In [1]:
import torch
import torch.nn as nn
import pandas as pd
import numpy as np
from torch.utils.data import Dataset, DataLoader
from sklearn.preprocessing import LabelEncoder, MinMaxScaler
from sklearn.metrics import accuracy_score, precision_score, recall_score, f1_score, roc_auc_score
from geopy.distance import geodesic  # Compute distance between transactions

# Dataset class with only 4 features: category, amt, distance_km, delta_t
class CreditCardFraudDataset(Dataset):
    def __init__(self, file_path, seq_len):
        self.data = pd.read_csv(file_path)

        # Convert transaction date to timestamp
        self.data['trans_date_trans_time'] = pd.to_datetime(self.data['trans_date_trans_time']).apply(lambda x: x.timestamp())

        # Encode category column
        self.label_encoder = LabelEncoder()
        self.data['category'] = self.label_encoder.fit_transform(self.data['category'])

        # Normalize numerical features
        scaler = MinMaxScaler()
        self.data[['amt']] = scaler.fit_transform(self.data[['amt']])

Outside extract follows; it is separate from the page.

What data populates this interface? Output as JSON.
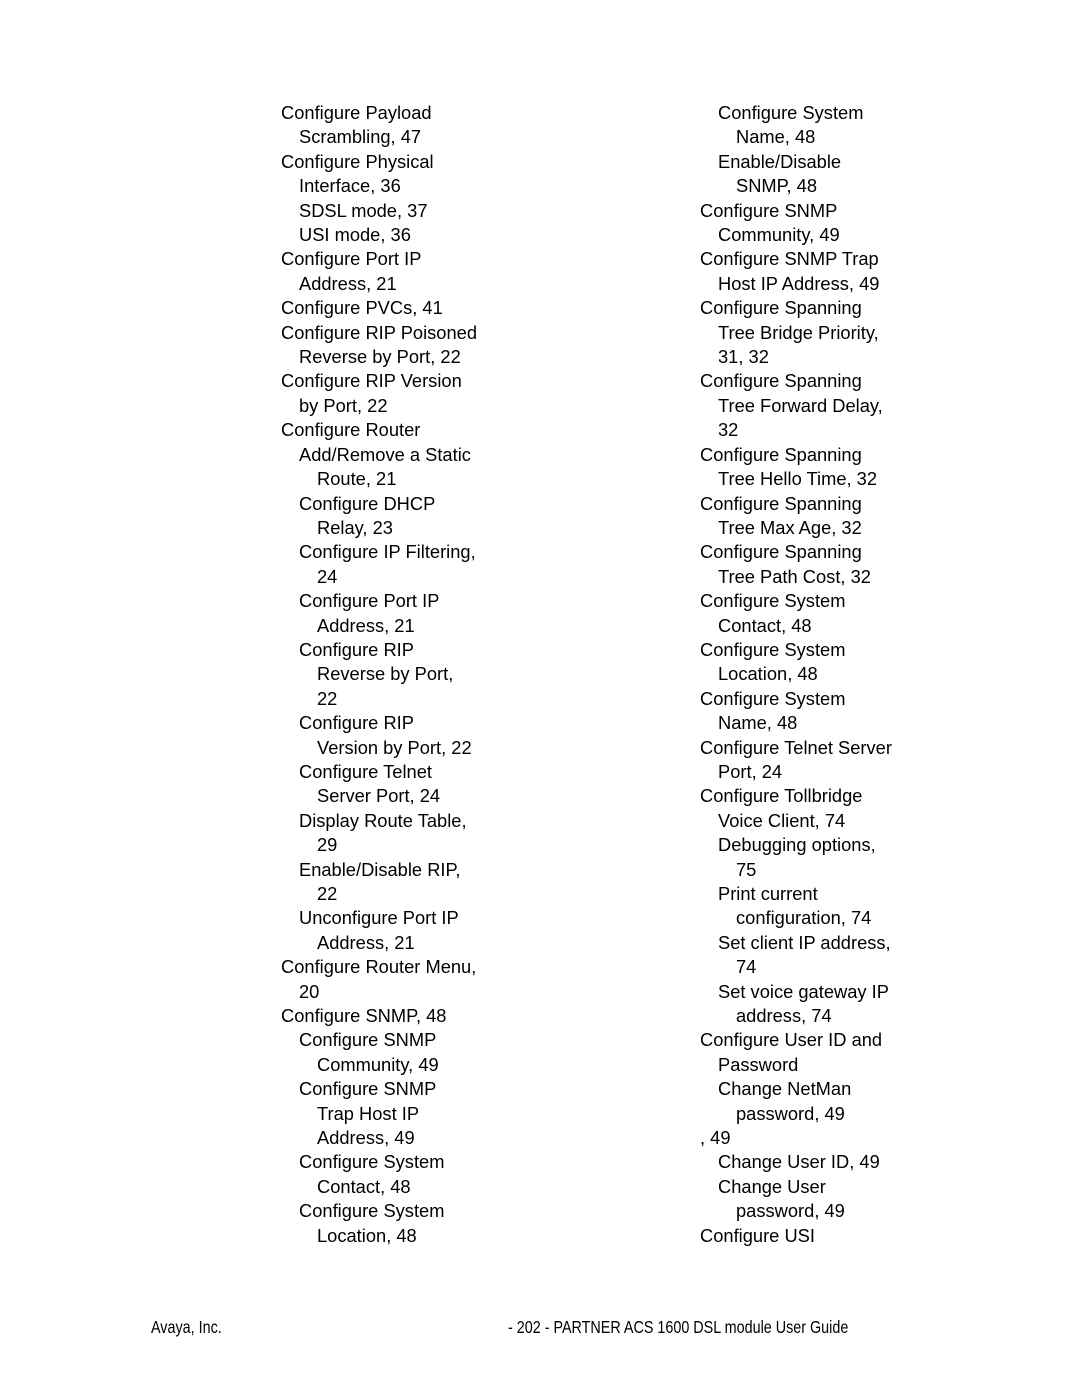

        # Compute distance between transactions
        self.data['prev_lat'] = self.data.groupby('cc_num')['lat'].shift(1)
        self.data['prev_long'] = self.data.groupby('cc_num')['long'].shift(1)
        self.data['distance_km'] = self.data.apply(
            lambda row: geodesic((row['lat'], row['long']), (row['prev_lat'], row['prev_long'])).km
            if not pd.isnull(row['prev_lat']) else 0, axis=1
        )

        # Normalize distance
        self.data[['distance_km']] = scaler.fit_transform(self.data[['distance_km']])

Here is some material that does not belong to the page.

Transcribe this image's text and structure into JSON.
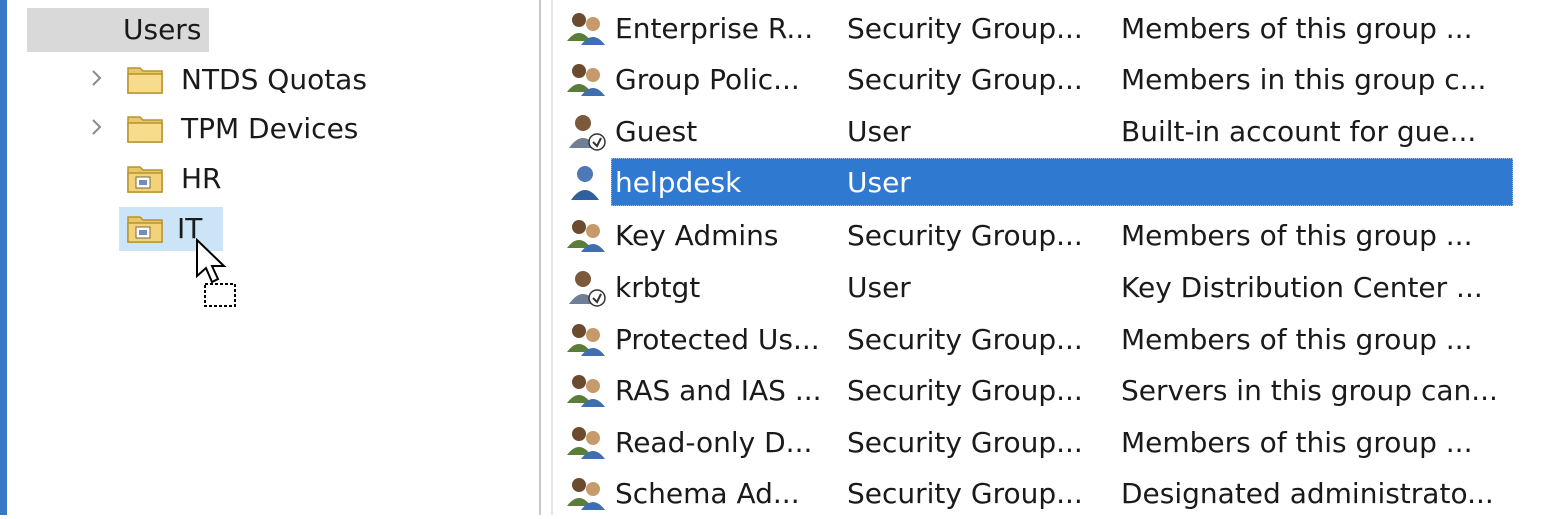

        # Group transactions by `cc_num` and create sequences
        self.seq_len = seq_len
        self.sequences = []
        grouped = self.data.groupby('cc_num')

        for _, group in grouped:
            # Selecting only 4 features: category, amt, distance_km, time_intervals (delta_t)
            # Lưu ý: dữ liệu ban đầu có 5 cột: category, amt, distance_km, is_fraud, trans_date_trans_time
            group = group[['category', 'amt', 'distance_km', 'is_fraud', 'trans_date_trans_time']].values

            for i in range(len(group)):
                if i < self.seq_len - 1:
                    padding = [group[0]] * (self.seq_len - i - 1)
                    seq = padding + group[:i + 1].tolist()
                else:
                    seq = group[i - self.seq_len + 1:i + 1].tolist()

                label = group[i, -2]  # Fraud label
                time_intervals = np.diff([s[-1] for s in seq], prepend=seq[0][-1])  # Time differences
                time_intervals = time_intervals.reshape(-1, 1)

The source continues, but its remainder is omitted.